Steve Mc Curry in Calabria, sull’Aspromonte a fotografare le devastazioni degli incendi che ci hanno colpito in questa estate infinita 2021. Un altro straniero che viene a batter cassa sulle nostre disgrazie, senza neanche capire ciò che fotografa e perché. Per farlo, per capire, dovrebbe fermarsi qui qualche anno e non fare una toccata e fuga come se andasse a fotografare sul set di una pubblicità e per una rivista di moda.
Purtroppo sarà sempre così, fino a quando il nome del fotografo sarà più importante delle fotografie stesse. Fino a quando l’obiettivo non sarà solo denunciare, raccontare, capire e decidere da che parte schierarsi, fino quando si racconta una storia come questa dell’Aspromonte che brucia, solo per fare profitto. Fino a che sarà così avremo sempre mezze verità, mezze denunce, e poche possibilità che le foto servano a risolvere il problema raccontandolo.
Non posso non pensare a quando fare giornalismo era un po’ diverso, non posso non pensare con nostalgia ai tempi in cui ogni redazione di ogni città, provincia, regione aveva nel proprio organico la figura del fotografo, che si trattasse di quotidiani, settimanali o riviste di settori specifici.
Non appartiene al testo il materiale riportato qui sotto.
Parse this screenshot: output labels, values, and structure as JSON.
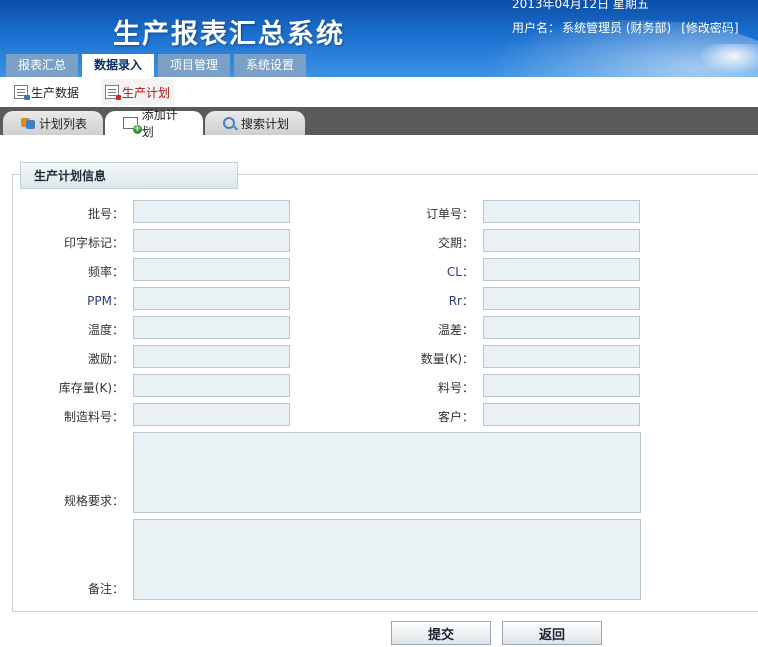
{
  "header": {
    "title": "生产报表汇总系统",
    "date": "2013年04月12日 星期五",
    "user_label": "用户名：",
    "user_value": "系统管理员 (财务部)",
    "change_password": "[修改密码]"
  },
  "main_nav": [
    {
      "label": "报表汇总",
      "active": false
    },
    {
      "label": "数据录入",
      "active": true
    },
    {
      "label": "项目管理",
      "active": false
    },
    {
      "label": "系统设置",
      "active": false
    }
  ],
  "sub_nav": [
    {
      "label": "生产数据",
      "icon": "doc-icon",
      "active": false
    },
    {
      "label": "生产计划",
      "icon": "doc-icon",
      "active": true
    }
  ],
  "tabs": [
    {
      "label": "计划列表",
      "icon": "list-icon",
      "active": false
    },
    {
      "label": "添加计划",
      "icon": "add-doc-icon",
      "active": true
    },
    {
      "label": "搜索计划",
      "icon": "search-icon",
      "active": false
    }
  ],
  "panel": {
    "title": "生产计划信息"
  },
  "fields": {
    "batch_no": {
      "label": "批号：",
      "value": ""
    },
    "order_no": {
      "label": "订单号：",
      "value": ""
    },
    "print_mark": {
      "label": "印字标记：",
      "value": ""
    },
    "delivery": {
      "label": "交期：",
      "value": ""
    },
    "frequency": {
      "label": "频率：",
      "value": ""
    },
    "cl": {
      "label": "CL：",
      "value": ""
    },
    "ppm": {
      "label": "PPM：",
      "value": ""
    },
    "rr": {
      "label": "Rr：",
      "value": ""
    },
    "temperature": {
      "label": "温度：",
      "value": ""
    },
    "temp_diff": {
      "label": "温差：",
      "value": ""
    },
    "excitation": {
      "label": "激励：",
      "value": ""
    },
    "quantity": {
      "label": "数量(K)：",
      "value": ""
    },
    "stock": {
      "label": "库存量(K)：",
      "value": ""
    },
    "material_no": {
      "label": "料号：",
      "value": ""
    },
    "mfg_material_no": {
      "label": "制造料号：",
      "value": ""
    },
    "customer": {
      "label": "客户：",
      "value": ""
    },
    "spec": {
      "label": "规格要求：",
      "value": ""
    },
    "remark": {
      "label": "备注：",
      "value": ""
    }
  },
  "buttons": {
    "submit": "提交",
    "back": "返回"
  }
}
Il fotografo era una persona della zona, faceva parte del territorio in cui operava, come il giornalista che scriveva, conosceva i posti le persone e tutto il micro mondo che si aggira in una comunità, e riusciva così a raccontarla in modo veritiero. Oggi invece spesso si adattano le immagini ai testi o viceversa in base ai propri bisogni, in modo distaccato senza complicità tra chi racconta con le parole e chi lo fa attraverso le immagini.
National Geographic che pare abbia ingaggiato Mc Curry per le foto in Aspromonte farà sicuramente un boom di vendite, ma non saranno vendite legate al racconto di cosa è successo in Aspromonte, ma vendite legate a Steve Mc Curry che ha scattato le foto. La notizia è questa, non come o perché la Calabria brucia, la notizia non è chi si arricchisce e chi si impoverisce a causa dei roghi.